Ah ok, this is becoming much clearer now - that seems quite logical.

To clarify, each Entry would hold a set of values, each aligning with a particular SchemaField/EncryptedSchemaField, which would be responsible for validating each value, instead of using the Marshmallow schema for validation. The schema would be able to validate that an Entry adheres to schema-specific rules (i.e. required fields and whatnot). I assume since Schema.process_values will handle dump()-ing, SchemaField/EncryptedSchemaField would be used to simply pull the value from, where SchemaField will return the value as-is and EncryptedSchemaField would return the value encrypted.

At least this makes sense to me, and I imagine it should be fairly simple to implement (lol).

broadstack-au commented 1 year ago

At least this makes sense to me, and I imagine it should be fairly simple to implement (lol).

Hahaha... now you've doomed yourself 😄

Next steps - now that you have a better idea of the what and how, can you write it up here in plain english as a set of steps that you'd follow to implement it as if it was a test like this?

Something along the lines of this (but with more words / steps / specificity / etc)

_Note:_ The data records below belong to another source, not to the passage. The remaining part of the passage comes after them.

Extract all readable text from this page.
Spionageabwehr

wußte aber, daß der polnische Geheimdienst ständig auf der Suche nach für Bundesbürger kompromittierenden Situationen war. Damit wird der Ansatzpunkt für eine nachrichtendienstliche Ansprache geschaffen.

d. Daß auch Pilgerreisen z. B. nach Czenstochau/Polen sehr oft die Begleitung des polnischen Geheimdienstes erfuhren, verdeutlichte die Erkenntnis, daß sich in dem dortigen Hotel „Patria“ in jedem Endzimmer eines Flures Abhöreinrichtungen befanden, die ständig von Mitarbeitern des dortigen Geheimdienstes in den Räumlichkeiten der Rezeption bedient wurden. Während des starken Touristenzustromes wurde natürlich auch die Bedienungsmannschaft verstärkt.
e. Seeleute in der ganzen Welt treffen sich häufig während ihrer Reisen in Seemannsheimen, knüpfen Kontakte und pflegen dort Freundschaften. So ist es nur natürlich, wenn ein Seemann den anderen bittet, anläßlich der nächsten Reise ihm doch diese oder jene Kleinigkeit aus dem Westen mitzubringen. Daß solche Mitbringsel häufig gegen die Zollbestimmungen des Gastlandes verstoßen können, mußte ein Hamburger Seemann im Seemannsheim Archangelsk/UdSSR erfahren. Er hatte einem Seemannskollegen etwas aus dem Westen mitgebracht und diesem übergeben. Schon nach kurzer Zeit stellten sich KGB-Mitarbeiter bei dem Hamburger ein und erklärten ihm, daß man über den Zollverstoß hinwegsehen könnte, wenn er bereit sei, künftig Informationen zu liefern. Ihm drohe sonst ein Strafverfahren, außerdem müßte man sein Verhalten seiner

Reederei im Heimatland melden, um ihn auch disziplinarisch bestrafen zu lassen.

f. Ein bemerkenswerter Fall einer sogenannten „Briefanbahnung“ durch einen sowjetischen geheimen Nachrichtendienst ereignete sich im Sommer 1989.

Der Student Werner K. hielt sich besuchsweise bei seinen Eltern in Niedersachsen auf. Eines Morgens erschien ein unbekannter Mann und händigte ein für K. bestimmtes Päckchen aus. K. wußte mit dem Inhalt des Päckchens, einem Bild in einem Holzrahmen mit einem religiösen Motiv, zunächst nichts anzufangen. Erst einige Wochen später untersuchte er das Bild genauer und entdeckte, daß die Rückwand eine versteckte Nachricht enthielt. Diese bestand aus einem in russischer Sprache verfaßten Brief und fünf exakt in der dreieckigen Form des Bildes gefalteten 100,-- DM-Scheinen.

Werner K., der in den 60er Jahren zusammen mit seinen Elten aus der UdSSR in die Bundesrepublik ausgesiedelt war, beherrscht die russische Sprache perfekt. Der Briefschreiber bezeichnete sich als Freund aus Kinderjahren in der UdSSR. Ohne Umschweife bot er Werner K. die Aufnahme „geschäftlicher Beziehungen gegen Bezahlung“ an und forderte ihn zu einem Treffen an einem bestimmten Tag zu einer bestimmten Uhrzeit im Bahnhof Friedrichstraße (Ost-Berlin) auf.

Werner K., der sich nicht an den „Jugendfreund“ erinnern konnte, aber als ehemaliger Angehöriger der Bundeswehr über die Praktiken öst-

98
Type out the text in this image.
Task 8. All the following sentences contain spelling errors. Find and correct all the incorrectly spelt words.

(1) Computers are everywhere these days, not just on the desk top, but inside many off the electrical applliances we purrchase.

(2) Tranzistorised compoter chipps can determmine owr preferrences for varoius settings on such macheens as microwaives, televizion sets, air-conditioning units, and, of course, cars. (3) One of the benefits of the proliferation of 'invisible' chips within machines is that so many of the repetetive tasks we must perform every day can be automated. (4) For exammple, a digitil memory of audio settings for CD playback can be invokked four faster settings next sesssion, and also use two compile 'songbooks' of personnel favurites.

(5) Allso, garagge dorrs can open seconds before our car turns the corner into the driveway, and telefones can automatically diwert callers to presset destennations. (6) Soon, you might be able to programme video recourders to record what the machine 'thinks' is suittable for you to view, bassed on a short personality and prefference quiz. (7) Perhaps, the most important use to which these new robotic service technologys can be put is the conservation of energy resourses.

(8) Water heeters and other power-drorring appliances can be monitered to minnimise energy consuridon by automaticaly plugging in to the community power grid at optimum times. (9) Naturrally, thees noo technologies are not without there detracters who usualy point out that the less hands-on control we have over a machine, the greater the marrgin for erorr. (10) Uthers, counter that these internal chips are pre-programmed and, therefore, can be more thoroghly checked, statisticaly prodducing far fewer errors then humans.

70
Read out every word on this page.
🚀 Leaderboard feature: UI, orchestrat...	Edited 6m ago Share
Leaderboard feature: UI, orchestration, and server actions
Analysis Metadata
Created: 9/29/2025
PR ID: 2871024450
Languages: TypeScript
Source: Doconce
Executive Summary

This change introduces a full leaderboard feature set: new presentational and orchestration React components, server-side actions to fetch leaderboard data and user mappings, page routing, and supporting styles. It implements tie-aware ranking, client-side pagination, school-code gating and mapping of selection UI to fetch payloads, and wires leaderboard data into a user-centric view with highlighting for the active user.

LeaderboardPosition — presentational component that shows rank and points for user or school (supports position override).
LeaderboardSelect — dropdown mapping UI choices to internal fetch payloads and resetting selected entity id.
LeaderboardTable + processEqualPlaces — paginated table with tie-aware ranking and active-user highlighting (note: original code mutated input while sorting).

 # add field to <model> to store <key thingy>
 # tell the field it's holding "email, encrypted"
 # check validation
 # perform serialisation and make sure we get encrypted value
 # ...etc
aaam1t commented 1 year ago

Hahaha... now you've doomed yourself 😄

😬

Apologies for the delays, uni's back in full swing again so I've been a bit preoccupied - anyways here's the implementation plan:

schema.py:

# import cryptography, rsa
# add encrypted flag to SchemaField
# add variable to hold encrypted value
# add method to SchemaField produce ciphertext from _value using public key upon initialisation/set if encrypted == true
# add step in initialisation to check if value is encrypted (is b64encoded?) --> set encryptedvalue variable
# modify export to return encrypted value if encrypted == true
# for each value in the dict set the value of respective field and export to get data to be serialised (encrypted will return ciphertext)
# collate the exported values into a new dict
# use the Marshmallow schema to serialise the new dict

test:

# create persons schema
# add field for name
# add field field for email with encrypted=true
# create persons table and add persons schema - not necessarily needed for this test but we'll do it anyway for completeness

# create a person entry with invalid name and email
# validate the entry vales
# check the two errors are present after validation

# modify entry to have valid values
# validate entry values again
# check there are no errors after validation

# process the person entry (Schema.process_values() - will serialise)
# check email field contains ciphertext and not plain-text email
# load the serialised data from earlier into a SchemaField object
# verify the encryptedvalue variable contains the encrypted ciphertext
broadstack-au commented 1 year ago
  • (haven't decided exactly how the public key will be stored - maybe just add a field to Schema? idk)

Probably a combo of table and schema. The table works to corral the entries into an organised structure, the schema provides the structure for the entry. Tables can have more than one schema linked in, as can entries.

So, based on your example, maybe this would work...

table.encryption = {
    type: "rsa", key: "blahblahpublickeyblahblah"}
}
table.schemas = [
  Schema(fields: [{
    name: "PII",
    encrypted: true
  }])
]

...then...

entry: Entry = table.new_entry() # helper func so the entry conforms to table and doesn't need individual schema defs
entry.values = {
  "PII": "This is my address"
}
table.process_entry(entry)

and the table can push its key into the schema for encryption purposes, so that

class Table:
...
  def process_entry(entry: Entry):
    _merged_schema = self.get_merged_schemata()
    _merged_schema.validate(entry.values)
    _merged_schema.process_values(entry.values) # magic happens here

results in entry.values['pii'] being encrypted by the field or schema - tbd.

That would keep it flexible enough that the implementor could keep the key in table, and/or use it directly with the schema.